A little confused about the networking requirements to use the Roborock Integration. It specifies a port that comms use, but it doesn’t really say which direction/when/why.
Is anyone using this integration with their roborock on a separate VLAN (IoT VLAN)? Curious what I would need to do in order to allow the proper communication between the HA server (default VLAN) and my roborock (IoT VLAN).
Thanks!
Add bi-directional communication between the vacuum and HA on port 58867 to your firewall rules. Make static IPs for both to make the firewall rule easy.
As for “why”, to be honest, it should be self explanatory: To get the status of the vacuum and to let HA control the vacuum.

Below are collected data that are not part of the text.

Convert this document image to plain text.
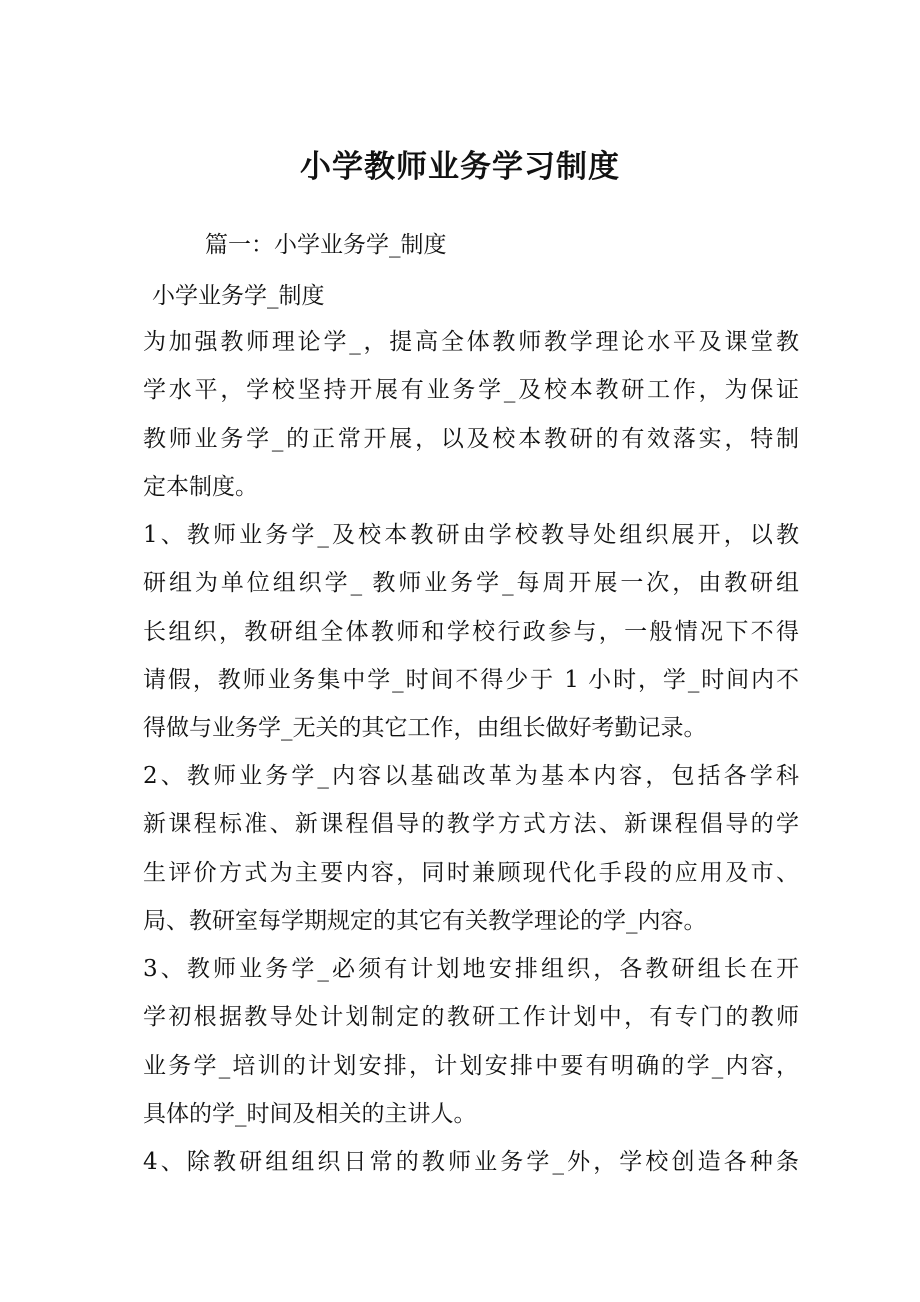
小学教师业务学习制度
篇一：小学业务学_制度
小学业务学_制度
为加强教师理论学_，提高全体教师教学理论水平及课堂教
学水平，学校坚持开展有业务学_及校本教研工作，为保证
教师业务学_的正常开展，以及校本教研的有效落实，特制
定本制度。
1、教师业务学_及校本教研由学校教导处组织展开，以教
研组为单位组织学_ 教师业务学_每周开展一次，由教研组
长组织，教研组全体教师和学校行政参与，一般情况下不得
请假，教师业务集中学_时间不得少于 1 小时，学_时间内不
得做与业务学_无关的其它工作，由组长做好考勤记录。
2、教师业务学_内容以基础改革为基本内容，包括各学科
新课程标准、新课程倡导的教学方式方法、新课程倡导的学
生评价方式为主要内容，同时兼顾现代化手段的应用及市、
局、教研室每学期规定的其它有关教学理论的学_内容。
3、教师业务学_必须有计划地安排组织，各教研组长在开
学初根据教导处计划制定的教研工作计划中，有专门的教师
业务学_培训的计划安排，计划安排中要有明确的学_内容，
具体的学_时间及相关的主讲人。
4、除教研组组织日常的教师业务学_外，学校创造各种条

RE: Why…if it’s “polling” as it says in the category/description, then HA would always be initiating the TCP session, and bi-directional is not necessary. If HA reaches out to the vacuum to poll/query it, then allowing “established” sessions back from the vacuum would be sufficient and far more secure.
You’re assuming that the roborock API has these options.
The integration is a polled integration.
Yes, that’s my point. If HA will always be initiating a session (i.e. to poll for status/updates or to send a command), then there is no reason for the vacuum to be able to initiate traffic across the VLAN to the internal network.
The whole point of an IoT VLAN is to prevent those IoT devices from trying to talk to your “more secure”, general network.
Here’s the upstream library that HA uses to connect to the vacuum. HA is limited to what is provided by this library.
If you can come up with a better way to connect, then by all means, contribute to that library to make that happen.
I am. I didnt have to do anything to make it work. In my case it works out of the box. I know that this might be not helpfull to you.
All i done was to add them to vlan ssid and add them again in ha.
Same here. The vacuum has internet access though. I guess that does the trick?